Question

f(w, x, y, z) =\( \Sigma\) (0, 2, 5, 7, 8, 10, 13, 14, 15) 
Find the correct simplified expression. 
 

• A. \(xz + wxy + w\overline{x}\,\overline{z} + \overline{w}xy\overline{z} \)
• B. \(\overline{x}\,\overline{z} + wxy + w\overline{x}\,\overline{z} + \overline{w}xy\overline{z} \)
• C. \(\overline{x}\,\overline{z} + xz + wy\overline{z} \)
• D. \(\overline{x}\,\overline{z} + xz + wxy \)

Hint:

In 4-variable K-map problems, always try to form groups of 8 or 4 first to get maximum simplification.

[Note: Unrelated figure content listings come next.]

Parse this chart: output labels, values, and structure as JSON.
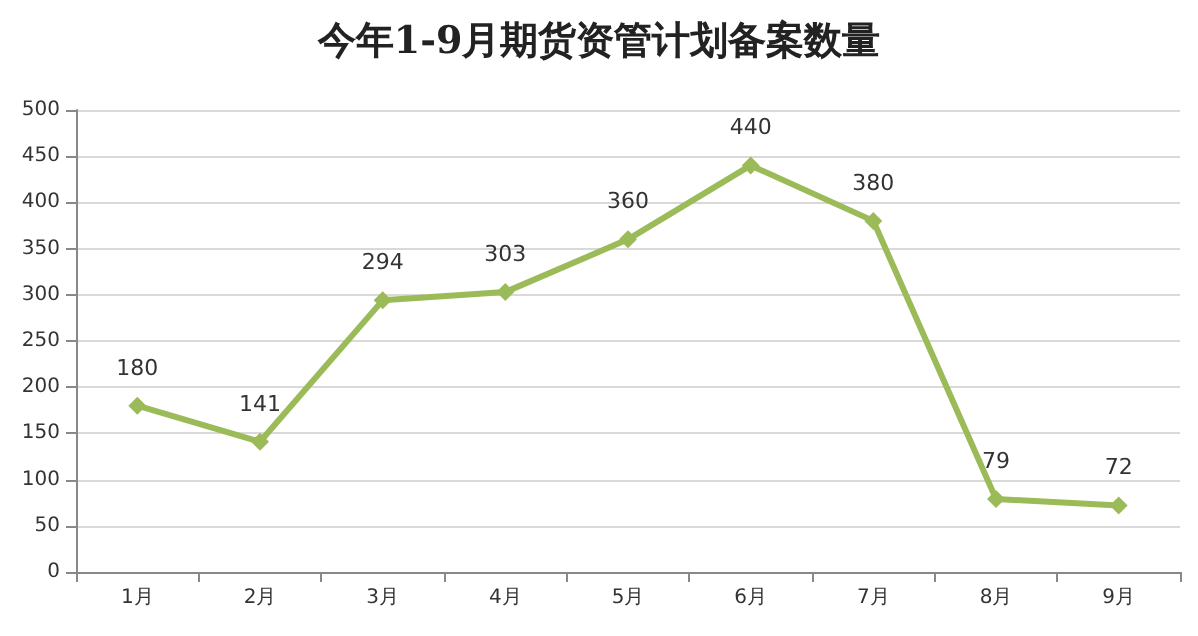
{
  "chart_data": {
    "type": "line",
    "title": "今年1-9月期货资管计划备案数量",
    "categories": [
      "1月",
      "2月",
      "3月",
      "4月",
      "5月",
      "6月",
      "7月",
      "8月",
      "9月"
    ],
    "series": [
      {
        "color": "#9bbb59",
        "values": [
          180,
          141,
          294,
          303,
          360,
          440,
          380,
          79,
          72
        ]
      }
    ],
    "ylim": [
      0,
      500
    ],
    "yticks": [
      0,
      50,
      100,
      150,
      200,
      250,
      300,
      350,
      400,
      450,
      500
    ],
    "grid": "y",
    "marker": "diamond",
    "line_style": "solid",
    "data_labels": true
  }
}
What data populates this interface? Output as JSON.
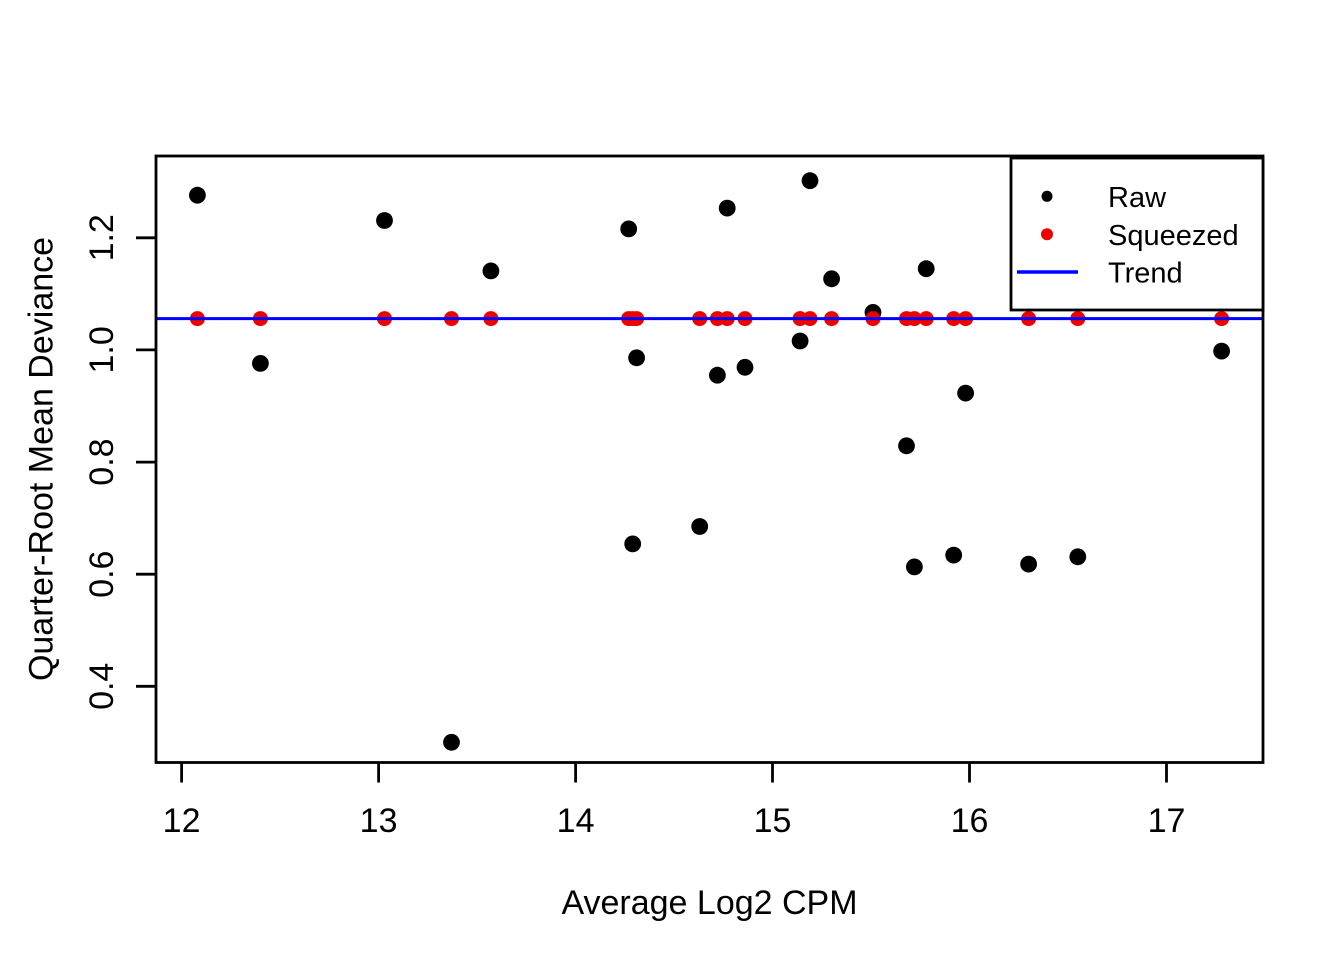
{
  "chart_data": {
    "type": "scatter",
    "title": "",
    "xlabel": "Average Log2 CPM",
    "ylabel": "Quarter-Root Mean Deviance",
    "xlim": [
      11.87,
      17.49
    ],
    "ylim": [
      0.264,
      1.346
    ],
    "x_ticks": [
      12,
      13,
      14,
      15,
      16,
      17
    ],
    "y_ticks": [
      0.4,
      0.6,
      0.8,
      1.0,
      1.2
    ],
    "x_tick_labels": [
      "12",
      "13",
      "14",
      "15",
      "16",
      "17"
    ],
    "y_tick_labels": [
      "0.4",
      "0.6",
      "0.8",
      "1.0",
      "1.2"
    ],
    "grid": false,
    "x": [
      12.08,
      12.4,
      13.03,
      13.37,
      13.57,
      14.27,
      14.29,
      14.31,
      14.63,
      14.72,
      14.77,
      14.86,
      15.14,
      15.19,
      15.3,
      15.51,
      15.68,
      15.72,
      15.78,
      15.92,
      15.98,
      16.3,
      16.55,
      17.28
    ],
    "series": [
      {
        "name": "Raw",
        "color": "#000000",
        "marker_radius": 8.4,
        "values": [
          1.276,
          0.976,
          1.231,
          0.3,
          1.141,
          1.216,
          0.654,
          0.986,
          0.685,
          0.955,
          1.253,
          0.969,
          1.016,
          1.302,
          1.127,
          1.067,
          0.829,
          0.613,
          1.145,
          0.634,
          0.923,
          0.618,
          0.631,
          0.998
        ]
      },
      {
        "name": "Squeezed",
        "color": "#EE0000",
        "marker_radius": 7.5,
        "values": [
          1.056,
          1.056,
          1.056,
          1.056,
          1.056,
          1.056,
          1.056,
          1.056,
          1.056,
          1.056,
          1.056,
          1.056,
          1.056,
          1.056,
          1.056,
          1.056,
          1.056,
          1.056,
          1.056,
          1.056,
          1.056,
          1.056,
          1.056,
          1.056
        ]
      }
    ],
    "trend": {
      "label": "Trend",
      "y": 1.056,
      "color": "#0000FF"
    },
    "legend": {
      "position": "top-right",
      "items": [
        {
          "label": "Raw",
          "marker": "dot",
          "color": "#000000",
          "marker_radius": 5.5
        },
        {
          "label": "Squeezed",
          "marker": "dot",
          "color": "#EE0000",
          "marker_radius": 6.0
        },
        {
          "label": "Trend",
          "marker": "line",
          "color": "#0000FF",
          "marker_radius": 0
        }
      ]
    },
    "colors": {
      "axis": "#000000",
      "background": "#FFFFFF"
    }
  }
}
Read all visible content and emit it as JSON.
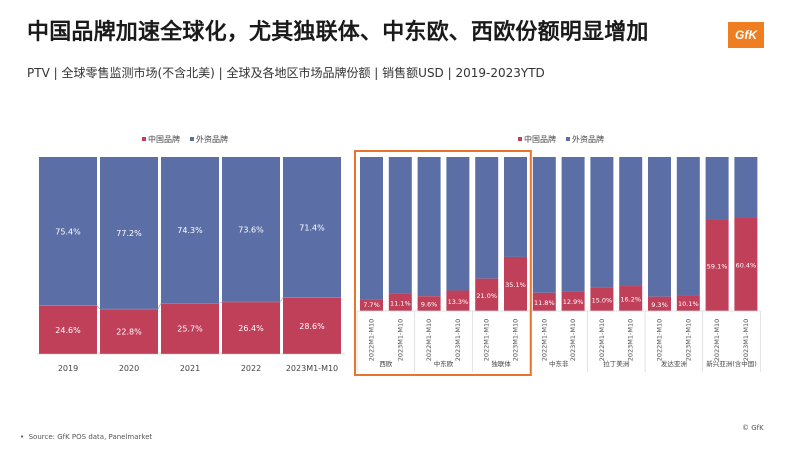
{
  "title": "中国品牌加速全球化，尤其独联体、中东欧、西欧份额明显增加",
  "subtitle": "PTV | 全球零售监测市场(不含北美) | 全球及各地区市场品牌份额 | 销售额USD | 2019-2023YTD",
  "logo_text": "GfK",
  "source": "Source: GfK POS data, Panelmarket",
  "copyright": "© GfK",
  "colors": {
    "chinese": "#c0405a",
    "foreign": "#5b6fa6",
    "highlight": "#e9742b",
    "grid": "#d6d6d6"
  },
  "chart_data": [
    {
      "type": "bar",
      "stacked": true,
      "percent": true,
      "legend": [
        "中国品牌",
        "外资品牌"
      ],
      "legend_position": "top-right",
      "categories": [
        "2019",
        "2020",
        "2021",
        "2022",
        "2023M1-M10"
      ],
      "series": [
        {
          "name": "中国品牌",
          "values": [
            24.6,
            22.8,
            25.7,
            26.4,
            28.6
          ],
          "labels": [
            "24.6%",
            "22.8%",
            "25.7%",
            "26.4%",
            "28.6%"
          ]
        },
        {
          "name": "外资品牌",
          "values": [
            75.4,
            77.2,
            74.3,
            73.6,
            71.4
          ],
          "labels": [
            "75.4%",
            "77.2%",
            "74.3%",
            "73.6%",
            "71.4%"
          ]
        }
      ],
      "ylim": [
        0,
        100
      ]
    },
    {
      "type": "bar",
      "stacked": true,
      "percent": true,
      "legend": [
        "中国品牌",
        "外资品牌"
      ],
      "legend_position": "top-right",
      "categories": [
        "2022M1-M10",
        "2023M1-M10",
        "2022M1-M10",
        "2023M1-M10",
        "2022M1-M10",
        "2023M1-M10",
        "2022M1-M10",
        "2023M1-M10",
        "2022M1-M10",
        "2023M1-M10",
        "2022M1-M10",
        "2023M1-M10",
        "2022M1-M10",
        "2023M1-M10"
      ],
      "groups": [
        "西欧",
        "中东欧",
        "独联体",
        "中东非",
        "拉丁美洲",
        "发达亚洲",
        "新兴亚洲(含中国)"
      ],
      "highlighted_groups": [
        "西欧",
        "中东欧",
        "独联体"
      ],
      "series": [
        {
          "name": "中国品牌",
          "values": [
            7.7,
            11.1,
            9.6,
            13.3,
            21.0,
            35.1,
            11.8,
            12.9,
            15.0,
            16.2,
            9.3,
            10.1,
            59.1,
            60.4
          ],
          "labels": [
            "7.7%",
            "11.1%",
            "9.6%",
            "13.3%",
            "21.0%",
            "35.1%",
            "11.8%",
            "12.9%",
            "15.0%",
            "16.2%",
            "9.3%",
            "10.1%",
            "59.1%",
            "60.4%"
          ]
        },
        {
          "name": "外资品牌",
          "values": [
            92.3,
            88.9,
            90.4,
            86.7,
            79.0,
            64.9,
            88.2,
            87.1,
            85.0,
            83.8,
            90.7,
            89.9,
            40.9,
            39.6
          ]
        }
      ],
      "ylim": [
        0,
        100
      ]
    }
  ]
}
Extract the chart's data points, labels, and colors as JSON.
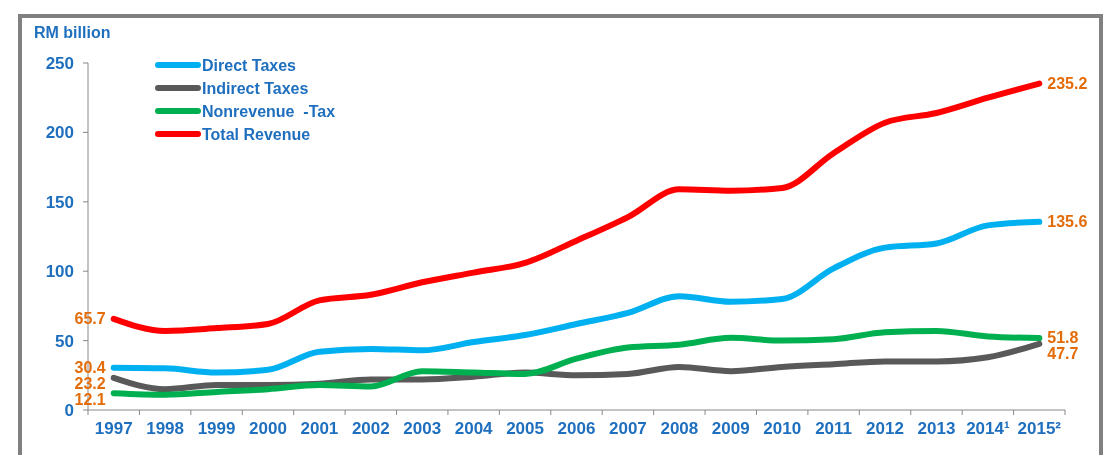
{
  "chart_data": {
    "type": "line",
    "ylabel": "RM billion",
    "categories": [
      "1997",
      "1998",
      "1999",
      "2000",
      "2001",
      "2002",
      "2003",
      "2004",
      "2005",
      "2006",
      "2007",
      "2008",
      "2009",
      "2010",
      "2011",
      "2012",
      "2013",
      "2014¹",
      "2015²"
    ],
    "series": [
      {
        "name": "Direct Taxes",
        "color": "#00b0f0",
        "values": [
          30.4,
          30,
          27,
          29,
          42,
          44,
          43,
          49,
          54,
          62,
          70,
          82,
          78,
          80,
          102,
          117,
          120,
          133,
          135.6
        ],
        "value_labels": [
          "30.4",
          null,
          null,
          null,
          null,
          null,
          null,
          null,
          null,
          null,
          null,
          null,
          null,
          null,
          null,
          null,
          null,
          null,
          "135.6"
        ]
      },
      {
        "name": "Indirect Taxes",
        "color": "#595959",
        "values": [
          23.2,
          15,
          18,
          18,
          19,
          22,
          22,
          24,
          27,
          25,
          26,
          31,
          28,
          31,
          33,
          35,
          35,
          38,
          47.7
        ],
        "value_labels": [
          "23.2",
          null,
          null,
          null,
          null,
          null,
          null,
          null,
          null,
          null,
          null,
          null,
          null,
          null,
          null,
          null,
          null,
          null,
          "47.7"
        ]
      },
      {
        "name": "Nonrevenue  -Tax",
        "color": "#00b050",
        "values": [
          12.1,
          11,
          13,
          15,
          18,
          17,
          28,
          27,
          26,
          37,
          45,
          47,
          52,
          50,
          51,
          56,
          57,
          53,
          51.8
        ],
        "value_labels": [
          "12.1",
          null,
          null,
          null,
          null,
          null,
          null,
          null,
          null,
          null,
          null,
          null,
          null,
          null,
          null,
          null,
          null,
          null,
          "51.8"
        ]
      },
      {
        "name": "Total Revenue",
        "color": "#ff0000",
        "values": [
          65.7,
          57,
          59,
          62,
          79,
          83,
          92,
          99,
          106,
          122,
          139,
          159,
          158,
          160,
          185,
          207,
          214,
          225,
          235.2
        ],
        "value_labels": [
          "65.7",
          null,
          null,
          null,
          null,
          null,
          null,
          null,
          null,
          null,
          null,
          null,
          null,
          null,
          null,
          null,
          null,
          null,
          "235.2"
        ]
      }
    ],
    "ylim": [
      0,
      250
    ],
    "yticks": [
      0,
      50,
      100,
      150,
      200,
      250
    ],
    "grid": false,
    "legend": "top left",
    "line_style": "solid",
    "marker": "none"
  }
}
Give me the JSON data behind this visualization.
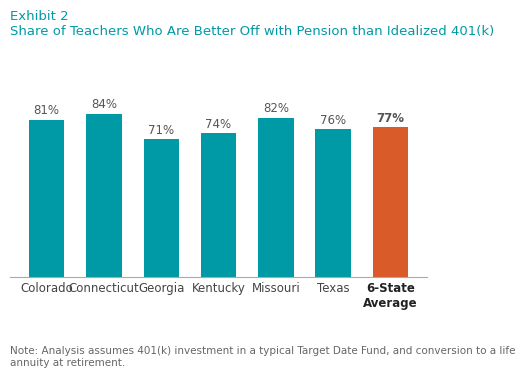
{
  "categories": [
    "Colorado",
    "Connecticut",
    "Georgia",
    "Kentucky",
    "Missouri",
    "Texas",
    "6-State\nAverage"
  ],
  "values": [
    81,
    84,
    71,
    74,
    82,
    76,
    77
  ],
  "bar_colors": [
    "#009AA6",
    "#009AA6",
    "#009AA6",
    "#009AA6",
    "#009AA6",
    "#009AA6",
    "#D95B2A"
  ],
  "value_labels": [
    "81%",
    "84%",
    "71%",
    "74%",
    "82%",
    "76%",
    "77%"
  ],
  "exhibit_label": "Exhibit 2",
  "title": "Share of Teachers Who Are Better Off with Pension than Idealized 401(k)",
  "note": "Note: Analysis assumes 401(k) investment in a typical Target Date Fund, and conversion to a life\nannuity at retirement.",
  "title_color": "#009AA6",
  "exhibit_color": "#009AA6",
  "note_color": "#666666",
  "background_color": "#FFFFFF",
  "ylim": [
    0,
    100
  ],
  "bar_width": 0.62,
  "title_fontsize": 9.5,
  "exhibit_fontsize": 9.5,
  "label_fontsize": 8.5,
  "tick_fontsize": 8.5,
  "note_fontsize": 7.5
}
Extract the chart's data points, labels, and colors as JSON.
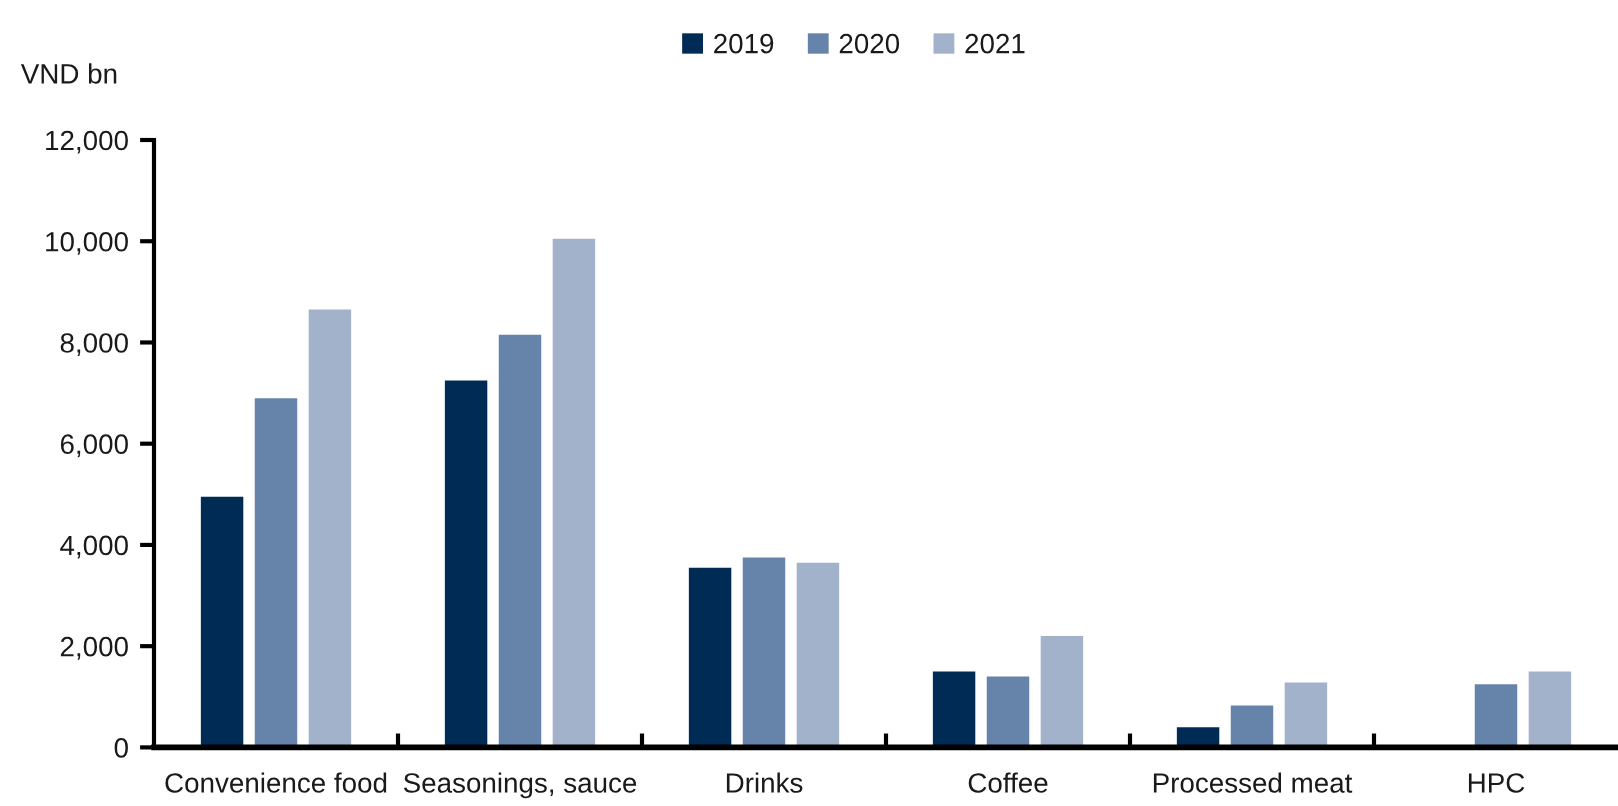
{
  "chart_data": {
    "type": "bar",
    "ylabel": "VND bn",
    "categories": [
      "Convenience food",
      "Seasonings, sauce",
      "Drinks",
      "Coffee",
      "Processed meat",
      "HPC"
    ],
    "series": [
      {
        "name": "2019",
        "color": "#002b55",
        "values": [
          4950,
          7250,
          3550,
          1500,
          400,
          null
        ]
      },
      {
        "name": "2020",
        "color": "#6683a9",
        "values": [
          6900,
          8150,
          3750,
          1400,
          830,
          1250
        ]
      },
      {
        "name": "2021",
        "color": "#a3b2cb",
        "values": [
          8650,
          10050,
          3650,
          2200,
          1280,
          1500
        ]
      }
    ],
    "ylim": [
      0,
      12000
    ],
    "yticks": [
      0,
      {
        "value": 2000,
        "label": "2,000"
      },
      {
        "value": 4000,
        "label": "4,000"
      },
      {
        "value": 6000,
        "label": "6,000"
      },
      {
        "value": 8000,
        "label": "8,000"
      },
      {
        "value": 10000,
        "label": "10,000"
      },
      {
        "value": 12000,
        "label": "12,000"
      }
    ],
    "legend": "top",
    "grid": false
  }
}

Larger groups reduce the number of literals in the final expression.

Answer 1

The Correct Option is C

Step 1: Draw the 4-Variable Karnaugh Map 
The given minterms are: 0, 2, 5, 7, 8, 10, 13, 14, 15. 
Construct a 4-variable K-map by taking (w, x) as row variables and (y, z) as column variables. 
Place 1’s in the cells corresponding to the given minterms. 

Step 2: Make the Largest Possible Groups
From the K-map, we identify the following groups: 

• The minterms (0, 2, 8, 10) form a group of four. This grouping eliminates w and y, giving the term: \[ \overline{x}\,\overline{z} \] 
• The minterms (5, 7, 13, 15) form another group of four. This produces the term: \[ xz \] 
• The pair (10, 14) forms a group of two. This gives the term: \[ wy\overline{z} \] 

Step 3: Write the Simplified Boolean Expression
Combining all the prime implicants obtained from the K-map: \[ f = \overline{x}\,\overline{z} + xz + wy\overline{z} \] 
Step 4: Compare with the Options
The simplified expression matches option (3).